Quant aux Springs attablés derrière lui, ils étaient déjà convaincus du moindre mot de leur maître, au point que Siarl ne pouvait plus retenir son silence.
— Moi, j’aime bien les grands discours comme ça, confia-t-il à son voisin de gauche, le très cynique Caolan.
— Je l’avais déjà entendu celui-là. Mais parles-en à ta voisine, lui sourit-il pour que le Gallois se tourne vers sa compatriote, Eluned, afin de lui demander si elle avait bien aimé elle aussi.
— … Oui. Les plats arrivent, expédia-t-elle tandis que les serveurs se pressaient de remplir la table d’apéritifs sous la surveillance de Hope.
Alors une fois son oraison terminée sous les acclamations des élites de la Karnali, Arcturus se retourna pour croiser le regard comblé de son amante, puis découvrir celui de sa nourrice devant une table couverte de plats colorés, dressés sur des plateaux d’argent.
Pourtant, c’est juste le début de cette longue soirée, se réjouit-il en venant s’asseoir devant cette vue alléchante, bientôt accompagnée par des notes de musique, pour cinq petites minutes seulement. Soudain, presque toutes les lumières s’éteignirent pour laisser les braseros se refléter sur l’onde du bassin, plongeant les loges dans une ambiance tamisée. Arcturus et Kennocha étaient alors en train de partager un plat de pakoras, lorsqu’ils aperçurent une silhouette féminine s’avancer sur l’estrade assombrie du bassin. Âgée de seize ans ce jour même, la danseuse nouvelle imprimait une empreinte immaculée sur l’eau à chacun de ses pas sereins, au rythme des premières notes de musique, sans écart ni hésitation tandis qu’elle apparaissait lentement aux yeux du public déjà fasciné. Vêtue de voiles pourpres et marines, couverte de parures d’argent et de nacre, même sa chevelure de jais était auréolée d’or, entrelacée d’une soie luisante comme les bandelettes pendantes le long de ses jambes ou de ses bras.
Puis une fois au centre du théâtre, après un temps d’arrêt, la danseuse nouvelle écarta soudain les bras pour démarrer le spectacle, lorsque les premières notes de sa voix s’élancèrent par-dessus une douce mélodie aux accents persans. Dans la foulée, des jets de LM rosés jaillirent tout autour d’elle, retombant à quelques centimètres de ses tissus, recouvrant la scène d’une pellicule scintillante où elle se tenait pieds nus, immobile jusqu’au dernier éclat du premier vers. Et lorsque tout l’orchestre s’emballa pour lui répondre, elle se mit subitement à danser sur cette onde soulevée à chacun de ses pas, drapée des échos attirés dans ses voiles, comme entraînés dans le cours de sa voix. C’était la Danse Nouvelle, et ce n’était que son début. Petit à petit, des courants d’eau et de brumes commencèrent à se former au rythme de la jeune femme, puis à s’élever en filaments venus tourbillonner au gré de ses ondulations de corps et de voix, avant qu’elle ne puisse les propulser dans les airs jusqu’au ras du promontoire présidentiel. Elle arrive à faire danser l’eau dans ses fils d’échos, réalisa Arcturus en croisant son regard illuminé, brillant d’un blanc digne du soleil, c’est une altérée au LM d’Orient. C’était d’ailleurs la meilleure danseuse de toute la Karnali, une chanteuse capable de faire virevolter les couleurs et les lueurs au fil de la musique, en quelques clins d’œil rayonnants.
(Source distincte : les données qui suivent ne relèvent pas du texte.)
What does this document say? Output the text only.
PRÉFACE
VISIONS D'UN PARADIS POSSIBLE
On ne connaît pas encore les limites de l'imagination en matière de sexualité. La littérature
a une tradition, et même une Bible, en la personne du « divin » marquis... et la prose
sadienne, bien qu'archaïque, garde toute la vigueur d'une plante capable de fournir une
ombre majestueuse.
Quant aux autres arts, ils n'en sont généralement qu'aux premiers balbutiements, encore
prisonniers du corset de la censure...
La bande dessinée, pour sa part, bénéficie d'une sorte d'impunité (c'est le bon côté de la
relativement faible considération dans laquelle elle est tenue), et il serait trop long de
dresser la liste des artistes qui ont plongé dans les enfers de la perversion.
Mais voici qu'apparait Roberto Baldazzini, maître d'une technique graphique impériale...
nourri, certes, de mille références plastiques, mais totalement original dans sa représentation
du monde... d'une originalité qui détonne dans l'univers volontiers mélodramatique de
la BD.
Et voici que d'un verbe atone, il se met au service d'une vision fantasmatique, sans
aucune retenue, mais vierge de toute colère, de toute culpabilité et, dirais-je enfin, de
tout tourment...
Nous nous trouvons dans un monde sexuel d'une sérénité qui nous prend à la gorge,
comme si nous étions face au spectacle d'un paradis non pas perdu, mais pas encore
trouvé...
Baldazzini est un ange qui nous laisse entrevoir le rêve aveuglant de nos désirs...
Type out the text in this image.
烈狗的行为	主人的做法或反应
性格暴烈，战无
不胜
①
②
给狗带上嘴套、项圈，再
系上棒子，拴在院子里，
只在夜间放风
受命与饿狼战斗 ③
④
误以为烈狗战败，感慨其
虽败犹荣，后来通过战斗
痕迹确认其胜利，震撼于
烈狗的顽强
Homme ou femme, spectateurs ou employés, personne à l’intérieur du théâtre ne pouvait se défaire de la chorégraphie.
La Karnali était alors la seule à produire des spectacles comme celui-ci, même sa cousine du Cachemire découvrait encore cet art si particulier. Seules les meilleures danseuses, de préférence jeunes, étaient sélectionnées pour suivre la thérapie qui leur permettrait d’accomplir ces performances. Toutefois seules des mutantes y parvenaient vraiment, après l’apparition de leurs terminaisons nerveuses ou de leurs yeux fêlés, la consécration de leur formation – pour celles dont la carrière n’était pas achevée par les chasseurs de Semper Peace. Si le concept restait récent, son apprentissage presque gardé secret, il avait déjà charmé des souverains de toute l’Asie, du Shah de Perse au jeune empereur Meiji du Japon, reçu quelques mois plus tôt. Devant ce spectacle éclatant de la modernité triomphante, tous avaient été convaincus du potentiel du LM, et de l’importance des bonnes relations entre eux et les Arthuries. Plus qu’une pratique artistique, la danse nouvelle était devenue un outil diplomatique et, peut-être un jour, une arme culturelle pour Solar Gleam, un moyen d’injecter le LM dans tous les recoins des sociétés humaines. Arcturus n’échappait pas à la règle, il était fasciné par cette étoile en train de valser sur le bassin, entourée de ses reflets, de ses poussières scintillantes.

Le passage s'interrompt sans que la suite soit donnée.